Several sources, who spoke on the condition of anonymity out of fear of retaliation, corroborated this account.
In the missive, Miller asks to be reinstated as director of policy after Scaife allegedly fired him for confronting her over the hiring of a lobbyist, even though a firm had offered to do the same work for free.
Multiple current and former staffers echoed Miller’s concerns about Scaife and questioned her fitness to lead the group.
Scaife allegedly solicited $100,000 from non-profit FWD.us to produce a documentary and other materials about the parole process in New York and tasked Miller with overseeing the project.
After spending just $9,000 to hire a videographer and pay a stipend to three participants, Scaife allegedly funneled the rest toward the agency’s operating costs, according to Miller.
“This is clearly an example of an improper use of restricted funds,” he wrote in the letter. “It is not only unethical and could be grounds for the funder to sue CANY, but it could also be a violation of not-for-profit corporation.”
Miller documented two other alleged occasions when Scaife used funds designated for specific projects for operating costs, then allegedly misled the funders about where their money went. He claims that Scaife misused as much as $500,000 in grants.
In another widely panned move, Scaife, a white woman, allegedly told her staffers that CANY’s management team was too white, but rather than promote or hire a person of color, she demoted Associate Director of Research Evan Misshula, who is white, to the position of data scientist, the letter states.
Miller was the fourth staffer at the tiny non-profit to be fired since Scaife was hired in 2018, sources told the Post. The agency, founded 175 years ago to improve conditions for inmates, has approximately seven full-time staffers and has an operating budget of $1.3 million a year, $127,000 of which comes from the state, public records show.

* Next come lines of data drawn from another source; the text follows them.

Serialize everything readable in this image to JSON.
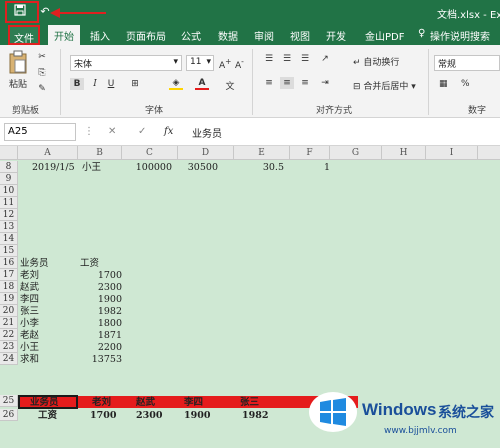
{
  "title_bar": {
    "filename_title": "文档.xlsx - Exc"
  },
  "ribbon_tabs": [
    "文件",
    "开始",
    "插入",
    "页面布局",
    "公式",
    "数据",
    "审阅",
    "视图",
    "开发",
    "金山PDF",
    "操作说明搜索"
  ],
  "ribbon": {
    "paste_label": "粘贴",
    "font_name": "宋体",
    "font_size": "11",
    "wrap_text": "自动换行",
    "merge_center": "合并后居中",
    "number_format": "常规",
    "group_clipboard": "剪贴板",
    "group_font": "字体",
    "group_alignment": "对齐方式",
    "group_number": "数字"
  },
  "formula_bar": {
    "name_box": "A25",
    "fx": "fx",
    "value": "业务员"
  },
  "columns": [
    "A",
    "B",
    "C",
    "D",
    "E",
    "F",
    "G",
    "H",
    "I"
  ],
  "rows": [
    "8",
    "9",
    "10",
    "11",
    "12",
    "13",
    "14",
    "15",
    "16",
    "17",
    "18",
    "19",
    "20",
    "21",
    "22",
    "23",
    "24",
    "25",
    "26"
  ],
  "cells": {
    "r8": {
      "a": "2019/1/5",
      "b": "小王",
      "c": "100000",
      "d": "30500",
      "e": "30.5",
      "f": "1"
    },
    "r14": {
      "a": "业务员",
      "b": "工资"
    },
    "list": [
      {
        "name": "老刘",
        "value": "1700"
      },
      {
        "name": "赵武",
        "value": "2300"
      },
      {
        "name": "李四",
        "value": "1900"
      },
      {
        "name": "张三",
        "value": "1982"
      },
      {
        "name": "小李",
        "value": "1800"
      },
      {
        "name": "老赵",
        "value": "1871"
      },
      {
        "name": "小王",
        "value": "2200"
      },
      {
        "name": "求和",
        "value": "13753"
      }
    ],
    "r25": [
      "业务员",
      "老刘",
      "赵武",
      "李四",
      "张三"
    ],
    "r26": [
      "工资",
      "1700",
      "2300",
      "1900",
      "1982"
    ]
  },
  "watermark": {
    "brand": "Windows",
    "brand_cn": "系统之家",
    "url": "www.bjjmlv.com"
  },
  "colors": {
    "excel_green": "#217346",
    "sheet_bg": "#cfe8d3",
    "highlight_red": "#e51c1c"
  }
}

After Miller was axed, Scaife and the agency’s attorney, Mark Pincus, allegedly pressured him to sign a non-disclosure agreement by threatening to ruin his reputation and budding law career, he told the Post. Miller refused.
“It is ironic that Jennifer Scaife promotes transparency for DOCCS but will not do the same in her own dealings on behalf of the organization,” Miller said in the letter.
Sources told the Post that they were stunned by Miller’s firing. “He was the superstar of the year,” said one person familiar with the agency’s inner workings. “He got the organization’s authority expanded in one legislative session.”
Miller drafted a bill, which passed in the state senate and the assembly, to strengthen CANY’s oversight of state prisons — including the ability to visit facilities on shorter notice and to privately interview inmates. The bill is awaiting a signature from Gov. Andrew Cuomo.
David Bell, the chairman of CANY’s board of directors and a senior advisor to AOL, defended Miller’s firing and insisted that audits of the agency have found no financial irregularities. Bell said the FWD.us project is still underway and isn’t slated for completion until as late as 2021. The grant proposal says it was due in November of 2019 — and Miller, who oversaw the project, said the low-budget video was the only work done.
Bell said that the firing of four people, all of whom Scaife had hired, was “typical of any organization undergoing leadership change.” He called Scaife’s alleged exploitation of staffers’ formerly incarcerated status “inaccurate.”
“We are relying on established processes, including an independent audit, to assess the allegations made by Mr. Miller,” Bell said in a statement. FWD.us and Scaife didn’t respond to requests for comment.